I think that people are going to be amazed at the life-extension and health advances coming along in the next few years. It makes it all the more the shame that we continue to lose people who we might save if they could just hang on long enough.

Better All The Time

A cure for nut allergies?

Well, actually, it’s only for peanuts, though for peanut-allergy sufferers (who seem to be sufficiently legion that it’s affecting the lifestyle of the rest of us on airplanes and other places), that’s a good thing.

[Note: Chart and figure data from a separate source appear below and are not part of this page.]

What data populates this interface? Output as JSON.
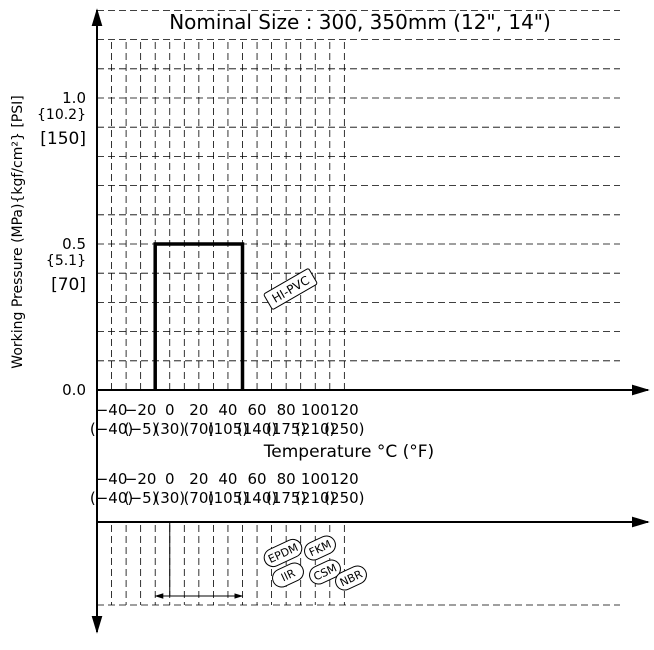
{
  "chart_data": {
    "type": "line",
    "title": "Nominal Size : 300, 350mm (12\", 14\")",
    "xlabel": "Temperature °C (°F)",
    "ylabel": "Working Pressure (MPa){kgf/cm²} [PSI]",
    "x_unit_ticks": [
      {
        "c": "−40",
        "f": "(−40)"
      },
      {
        "c": "−20",
        "f": "(−5)"
      },
      {
        "c": "0",
        "f": "(30)"
      },
      {
        "c": "20",
        "f": "(70)"
      },
      {
        "c": "40",
        "f": "(105)"
      },
      {
        "c": "60",
        "f": "(140)"
      },
      {
        "c": "80",
        "f": "(175)"
      },
      {
        "c": "100",
        "f": "(210)"
      },
      {
        "c": "120",
        "f": "(250)"
      }
    ],
    "xlim": [
      -50,
      130
    ],
    "ylim": [
      0,
      1.3
    ],
    "y_ticks": [
      {
        "value": 0.0,
        "mpa": "0.0",
        "kgf": "",
        "psi": ""
      },
      {
        "value": 0.5,
        "mpa": "0.5",
        "kgf": "{5.1}",
        "psi": "[70]"
      },
      {
        "value": 1.0,
        "mpa": "1.0",
        "kgf": "{10.2}",
        "psi": "[150]"
      }
    ],
    "grid": true,
    "series": [
      {
        "name": "HI-PVC",
        "x": [
          -10,
          -10,
          50,
          50
        ],
        "y": [
          0,
          0.5,
          0.5,
          0
        ]
      }
    ],
    "seal_materials": {
      "labels": [
        "EPDM",
        "FKM",
        "IIR",
        "CSM",
        "NBR"
      ],
      "range": [
        -10,
        50
      ]
    }
  }
}
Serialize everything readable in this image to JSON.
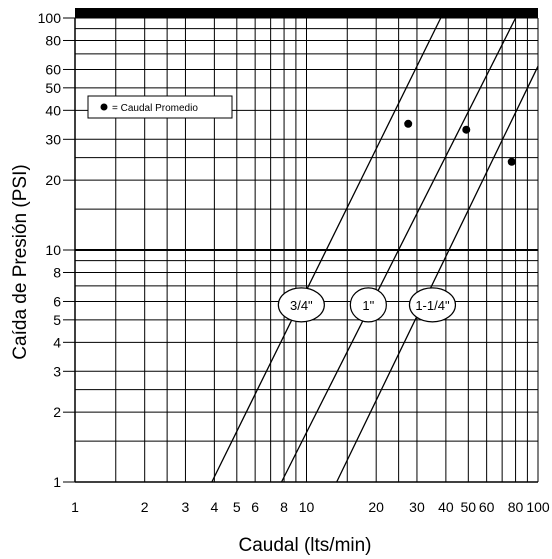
{
  "chart_data": {
    "type": "line",
    "x_scale": "log",
    "y_scale": "log",
    "xlim": [
      1,
      100
    ],
    "ylim": [
      1,
      100
    ],
    "xlabel": "Caudal (lts/min)",
    "ylabel": "Caída de Presión (PSI)",
    "x_ticks": [
      {
        "value": 1,
        "label": "1"
      },
      {
        "value": 2,
        "label": "2"
      },
      {
        "value": 3,
        "label": "3"
      },
      {
        "value": 4,
        "label": "4"
      },
      {
        "value": 5,
        "label": "5"
      },
      {
        "value": 6,
        "label": "6"
      },
      {
        "value": 8,
        "label": "8"
      },
      {
        "value": 10,
        "label": "10"
      },
      {
        "value": 20,
        "label": "20"
      },
      {
        "value": 30,
        "label": "30"
      },
      {
        "value": 40,
        "label": "40"
      },
      {
        "value": 50,
        "label": "50"
      },
      {
        "value": 60,
        "label": "60"
      },
      {
        "value": 80,
        "label": "80"
      },
      {
        "value": 100,
        "label": "100"
      }
    ],
    "y_ticks": [
      {
        "value": 1,
        "label": "1"
      },
      {
        "value": 2,
        "label": "2"
      },
      {
        "value": 3,
        "label": "3"
      },
      {
        "value": 4,
        "label": "4"
      },
      {
        "value": 5,
        "label": "5"
      },
      {
        "value": 6,
        "label": "6"
      },
      {
        "value": 8,
        "label": "8"
      },
      {
        "value": 10,
        "label": "10"
      },
      {
        "value": 20,
        "label": "20"
      },
      {
        "value": 30,
        "label": "30"
      },
      {
        "value": 40,
        "label": "40"
      },
      {
        "value": 50,
        "label": "50"
      },
      {
        "value": 60,
        "label": "60"
      },
      {
        "value": 80,
        "label": "80"
      },
      {
        "value": 100,
        "label": "100"
      }
    ],
    "x_grid": [
      1.5,
      2,
      2.5,
      3,
      4,
      5,
      6,
      7,
      8,
      9,
      10,
      15,
      20,
      25,
      30,
      40,
      50,
      60,
      70,
      80,
      90,
      100
    ],
    "y_grid": [
      1,
      1.5,
      2,
      2.5,
      3,
      4,
      5,
      6,
      7,
      8,
      9,
      10,
      15,
      20,
      25,
      30,
      40,
      50,
      60,
      70,
      80,
      90,
      100
    ],
    "grid": true,
    "legend": {
      "marker": "dot",
      "text": "= Caudal Promedio",
      "position": "upper-left"
    },
    "series": [
      {
        "name": "3/4\"",
        "x": [
          3.9,
          38
        ],
        "y": [
          1,
          100
        ],
        "avg": {
          "x": 27.5,
          "y": 35
        },
        "label_at": {
          "x": 9.5,
          "y": 5.8
        }
      },
      {
        "name": "1\"",
        "x": [
          7.8,
          80
        ],
        "y": [
          1,
          100
        ],
        "avg": {
          "x": 49,
          "y": 33
        },
        "label_at": {
          "x": 18.5,
          "y": 5.8
        }
      },
      {
        "name": "1-1/4\"",
        "x": [
          13.5,
          100
        ],
        "y": [
          1,
          62
        ],
        "avg": {
          "x": 77,
          "y": 24
        },
        "label_at": {
          "x": 35,
          "y": 5.8
        }
      }
    ]
  }
}
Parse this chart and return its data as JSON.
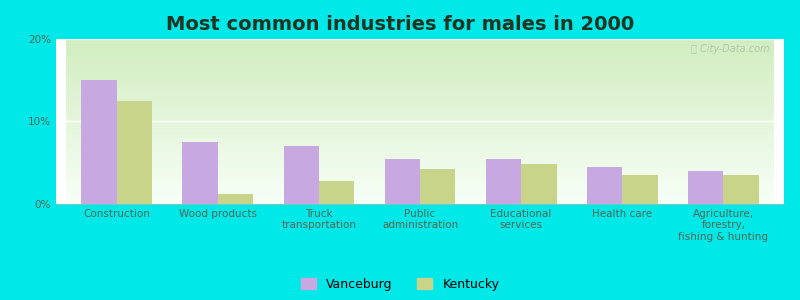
{
  "title": "Most common industries for males in 2000",
  "categories": [
    "Construction",
    "Wood products",
    "Truck\ntransportation",
    "Public\nadministration",
    "Educational\nservices",
    "Health care",
    "Agriculture,\nforestry,\nfishing & hunting"
  ],
  "vanceburg": [
    15.0,
    7.5,
    7.0,
    5.5,
    5.5,
    4.5,
    4.0
  ],
  "kentucky": [
    12.5,
    1.2,
    2.8,
    4.2,
    4.8,
    3.5,
    3.5
  ],
  "vanceburg_color": "#c8a8e0",
  "kentucky_color": "#c8d48a",
  "grad_top_left": "#c8e8c0",
  "grad_bottom_right": "#f8fff8",
  "outer_bg": "#00e8e8",
  "ylim": [
    0,
    20
  ],
  "yticks": [
    0,
    10,
    20
  ],
  "ytick_labels": [
    "0%",
    "10%",
    "20%"
  ],
  "bar_width": 0.35,
  "title_fontsize": 14,
  "tick_fontsize": 7.5,
  "legend_fontsize": 9,
  "watermark": "ⓘ City-Data.com"
}
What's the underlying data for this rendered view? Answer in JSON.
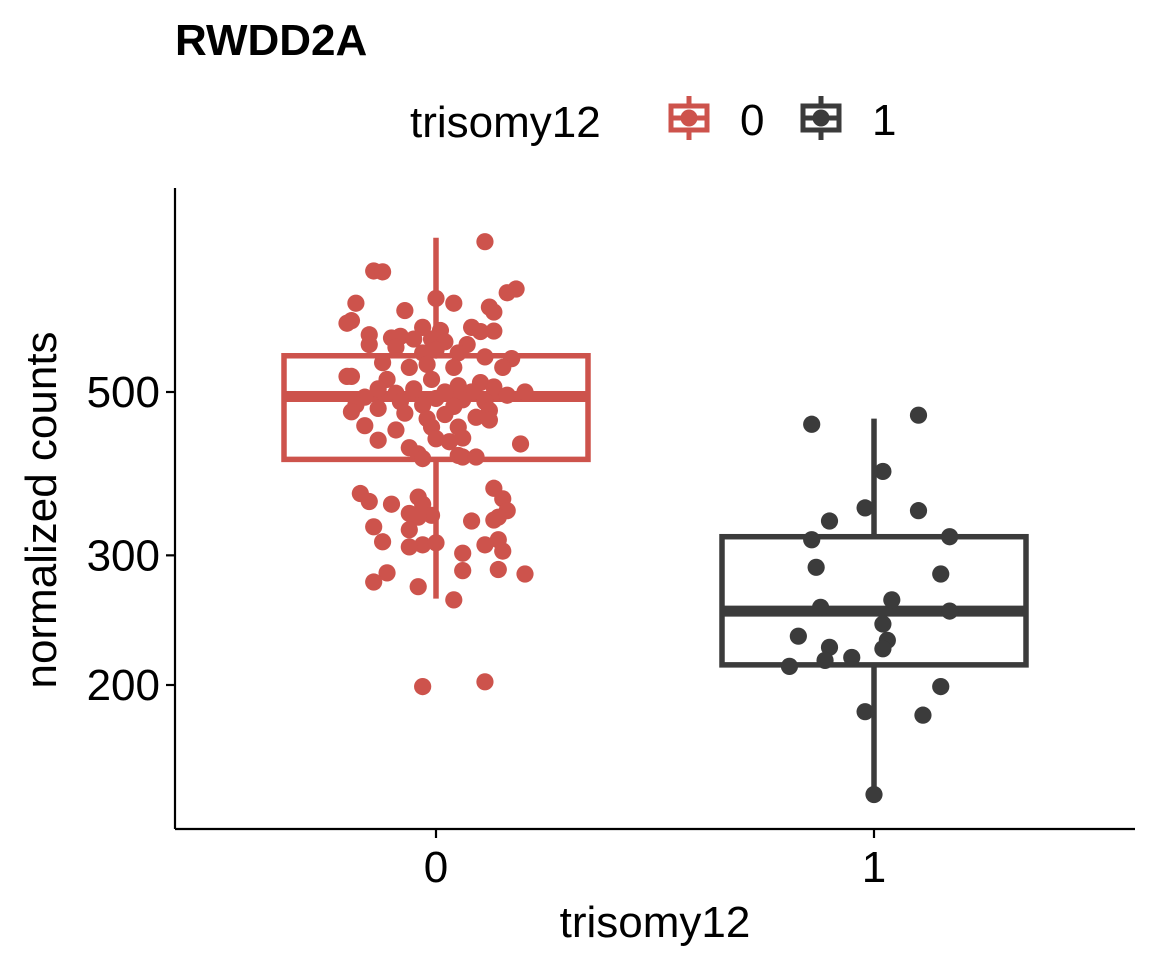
{
  "chart_data": {
    "type": "box",
    "title": "RWDD2A",
    "xlabel": "trisomy12",
    "ylabel": "normalized counts",
    "y_scale": "log10",
    "y_ticks": [
      200,
      300,
      500
    ],
    "y_tick_labels": [
      "200",
      "300",
      "500"
    ],
    "ylim": [
      140,
      820
    ],
    "categories": [
      "0",
      "1"
    ],
    "grid": false,
    "legend": {
      "title": "trisomy12",
      "position": "top",
      "entries": [
        {
          "label": "0",
          "color": "#CD534C"
        },
        {
          "label": "1",
          "color": "#3B3B3B"
        }
      ]
    },
    "series": [
      {
        "name": "0",
        "color": "#CD534C",
        "box": {
          "min": 262,
          "q1": 405,
          "median": 493,
          "q3": 560,
          "max": 810
        },
        "points": [
          {
            "jitter": 0.11,
            "y": 800
          },
          {
            "jitter": -0.14,
            "y": 730
          },
          {
            "jitter": -0.12,
            "y": 728
          },
          {
            "jitter": 0.18,
            "y": 690
          },
          {
            "jitter": 0.16,
            "y": 682
          },
          {
            "jitter": 0.0,
            "y": 670
          },
          {
            "jitter": -0.18,
            "y": 660
          },
          {
            "jitter": 0.04,
            "y": 660
          },
          {
            "jitter": 0.12,
            "y": 652
          },
          {
            "jitter": -0.07,
            "y": 645
          },
          {
            "jitter": 0.13,
            "y": 642
          },
          {
            "jitter": -0.19,
            "y": 625
          },
          {
            "jitter": -0.2,
            "y": 620
          },
          {
            "jitter": -0.03,
            "y": 612
          },
          {
            "jitter": 0.08,
            "y": 612
          },
          {
            "jitter": 0.13,
            "y": 605
          },
          {
            "jitter": 0.1,
            "y": 604
          },
          {
            "jitter": -0.15,
            "y": 598
          },
          {
            "jitter": 0.01,
            "y": 606
          },
          {
            "jitter": -0.08,
            "y": 595
          },
          {
            "jitter": -0.1,
            "y": 592
          },
          {
            "jitter": -0.05,
            "y": 590
          },
          {
            "jitter": -0.01,
            "y": 590
          },
          {
            "jitter": 0.02,
            "y": 585
          },
          {
            "jitter": 0.07,
            "y": 580
          },
          {
            "jitter": -0.15,
            "y": 580
          },
          {
            "jitter": -0.09,
            "y": 575
          },
          {
            "jitter": 0.0,
            "y": 570
          },
          {
            "jitter": 0.05,
            "y": 565
          },
          {
            "jitter": -0.03,
            "y": 565
          },
          {
            "jitter": 0.11,
            "y": 558
          },
          {
            "jitter": 0.17,
            "y": 555
          },
          {
            "jitter": -0.12,
            "y": 548
          },
          {
            "jitter": -0.02,
            "y": 545
          },
          {
            "jitter": -0.06,
            "y": 540
          },
          {
            "jitter": 0.15,
            "y": 540
          },
          {
            "jitter": 0.04,
            "y": 540
          },
          {
            "jitter": -0.19,
            "y": 525
          },
          {
            "jitter": -0.2,
            "y": 525
          },
          {
            "jitter": -0.11,
            "y": 520
          },
          {
            "jitter": -0.01,
            "y": 520
          },
          {
            "jitter": 0.1,
            "y": 515
          },
          {
            "jitter": 0.05,
            "y": 510
          },
          {
            "jitter": 0.13,
            "y": 508
          },
          {
            "jitter": -0.13,
            "y": 505
          },
          {
            "jitter": -0.05,
            "y": 505
          },
          {
            "jitter": 0.02,
            "y": 500
          },
          {
            "jitter": 0.08,
            "y": 500
          },
          {
            "jitter": 0.2,
            "y": 500
          },
          {
            "jitter": -0.09,
            "y": 498
          },
          {
            "jitter": 0.16,
            "y": 495
          },
          {
            "jitter": -0.16,
            "y": 492
          },
          {
            "jitter": 0.0,
            "y": 490
          },
          {
            "jitter": 0.06,
            "y": 488
          },
          {
            "jitter": -0.08,
            "y": 485
          },
          {
            "jitter": 0.11,
            "y": 485
          },
          {
            "jitter": -0.18,
            "y": 480
          },
          {
            "jitter": -0.03,
            "y": 480
          },
          {
            "jitter": 0.04,
            "y": 478
          },
          {
            "jitter": -0.13,
            "y": 475
          },
          {
            "jitter": 0.12,
            "y": 472
          },
          {
            "jitter": -0.19,
            "y": 470
          },
          {
            "jitter": -0.07,
            "y": 468
          },
          {
            "jitter": 0.02,
            "y": 466
          },
          {
            "jitter": 0.09,
            "y": 462
          },
          {
            "jitter": -0.02,
            "y": 460
          },
          {
            "jitter": 0.12,
            "y": 458
          },
          {
            "jitter": -0.16,
            "y": 450
          },
          {
            "jitter": -0.01,
            "y": 448
          },
          {
            "jitter": 0.05,
            "y": 448
          },
          {
            "jitter": -0.09,
            "y": 444
          },
          {
            "jitter": 0.0,
            "y": 432
          },
          {
            "jitter": 0.06,
            "y": 433
          },
          {
            "jitter": -0.13,
            "y": 430
          },
          {
            "jitter": 0.03,
            "y": 428
          },
          {
            "jitter": 0.19,
            "y": 425
          },
          {
            "jitter": -0.06,
            "y": 420
          },
          {
            "jitter": -0.04,
            "y": 412
          },
          {
            "jitter": 0.05,
            "y": 410
          },
          {
            "jitter": 0.06,
            "y": 408
          },
          {
            "jitter": 0.09,
            "y": 408
          },
          {
            "jitter": -0.03,
            "y": 406
          },
          {
            "jitter": 0.13,
            "y": 370
          },
          {
            "jitter": -0.17,
            "y": 364
          },
          {
            "jitter": -0.04,
            "y": 360
          },
          {
            "jitter": 0.15,
            "y": 358
          },
          {
            "jitter": -0.15,
            "y": 355
          },
          {
            "jitter": -0.1,
            "y": 352
          },
          {
            "jitter": -0.03,
            "y": 352
          },
          {
            "jitter": 0.16,
            "y": 345
          },
          {
            "jitter": -0.06,
            "y": 342
          },
          {
            "jitter": -0.01,
            "y": 340
          },
          {
            "jitter": 0.14,
            "y": 338
          },
          {
            "jitter": -0.04,
            "y": 338
          },
          {
            "jitter": 0.13,
            "y": 335
          },
          {
            "jitter": 0.08,
            "y": 334
          },
          {
            "jitter": -0.14,
            "y": 328
          },
          {
            "jitter": -0.06,
            "y": 325
          },
          {
            "jitter": 0.14,
            "y": 315
          },
          {
            "jitter": -0.12,
            "y": 313
          },
          {
            "jitter": -0.03,
            "y": 310
          },
          {
            "jitter": 0.0,
            "y": 312
          },
          {
            "jitter": -0.06,
            "y": 308
          },
          {
            "jitter": 0.11,
            "y": 310
          },
          {
            "jitter": 0.15,
            "y": 304
          },
          {
            "jitter": 0.06,
            "y": 302
          },
          {
            "jitter": 0.14,
            "y": 287
          },
          {
            "jitter": 0.06,
            "y": 286
          },
          {
            "jitter": -0.11,
            "y": 284
          },
          {
            "jitter": 0.2,
            "y": 283
          },
          {
            "jitter": -0.14,
            "y": 276
          },
          {
            "jitter": -0.04,
            "y": 272
          },
          {
            "jitter": 0.04,
            "y": 261
          },
          {
            "jitter": -0.03,
            "y": 199
          },
          {
            "jitter": 0.11,
            "y": 202
          }
        ]
      },
      {
        "name": "1",
        "color": "#3B3B3B",
        "box": {
          "min": 142,
          "q1": 213,
          "median": 252,
          "q3": 318,
          "max": 460
        },
        "points": [
          {
            "jitter": 0.1,
            "y": 465
          },
          {
            "jitter": -0.14,
            "y": 452
          },
          {
            "jitter": 0.02,
            "y": 390
          },
          {
            "jitter": -0.02,
            "y": 348
          },
          {
            "jitter": 0.1,
            "y": 345
          },
          {
            "jitter": -0.1,
            "y": 334
          },
          {
            "jitter": 0.17,
            "y": 318
          },
          {
            "jitter": -0.14,
            "y": 315
          },
          {
            "jitter": -0.13,
            "y": 289
          },
          {
            "jitter": 0.15,
            "y": 283
          },
          {
            "jitter": 0.04,
            "y": 261
          },
          {
            "jitter": -0.12,
            "y": 255
          },
          {
            "jitter": 0.17,
            "y": 252
          },
          {
            "jitter": 0.02,
            "y": 242
          },
          {
            "jitter": -0.17,
            "y": 233
          },
          {
            "jitter": 0.03,
            "y": 230
          },
          {
            "jitter": -0.1,
            "y": 225
          },
          {
            "jitter": 0.02,
            "y": 224
          },
          {
            "jitter": -0.05,
            "y": 218
          },
          {
            "jitter": -0.11,
            "y": 216
          },
          {
            "jitter": -0.19,
            "y": 212
          },
          {
            "jitter": 0.15,
            "y": 199
          },
          {
            "jitter": -0.02,
            "y": 184
          },
          {
            "jitter": 0.11,
            "y": 182
          },
          {
            "jitter": 0.0,
            "y": 142
          }
        ]
      }
    ]
  }
}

I’m allergic to tree nuts, not peanuts (which are not true nuts, but legumes, like beans). And it caused me no little amount of grief when I was a kid, because the allergy was just unpleasant, not life threatening, so my parents wouldn’t believe me. Part of the problem was that because I was truly allergic to cashews, walnuts, etc., I assumed that I was also allergic to peanuts. But I ate peanut butter with no problem, so my parents assumed that I was faking, and made me eat not just the peanuts but all the nuts, which would result in a swelling and itching of the mucous membranes in my mouth and throat, and a slight but vague stomach upset. But because it never resulted in a trip to the hospital, they never believed that I was allergic, and tormented me throughout my childhood until I left the house and took control over my own diet, at which point, being rational, I realized that if I could eat peanut butter I could eat peanuts as well. And I do.

Anyway, I hope that progress on this front continues, not because I think that I’ve been missing anything great from the other nuts, but because I will be able to eat foods (particularly Indian food, which seems to be kind of sneaky in this regard) without worrying about unpleasant consequences. And even more for those for whom the consequences go far beyond “unpleasant.”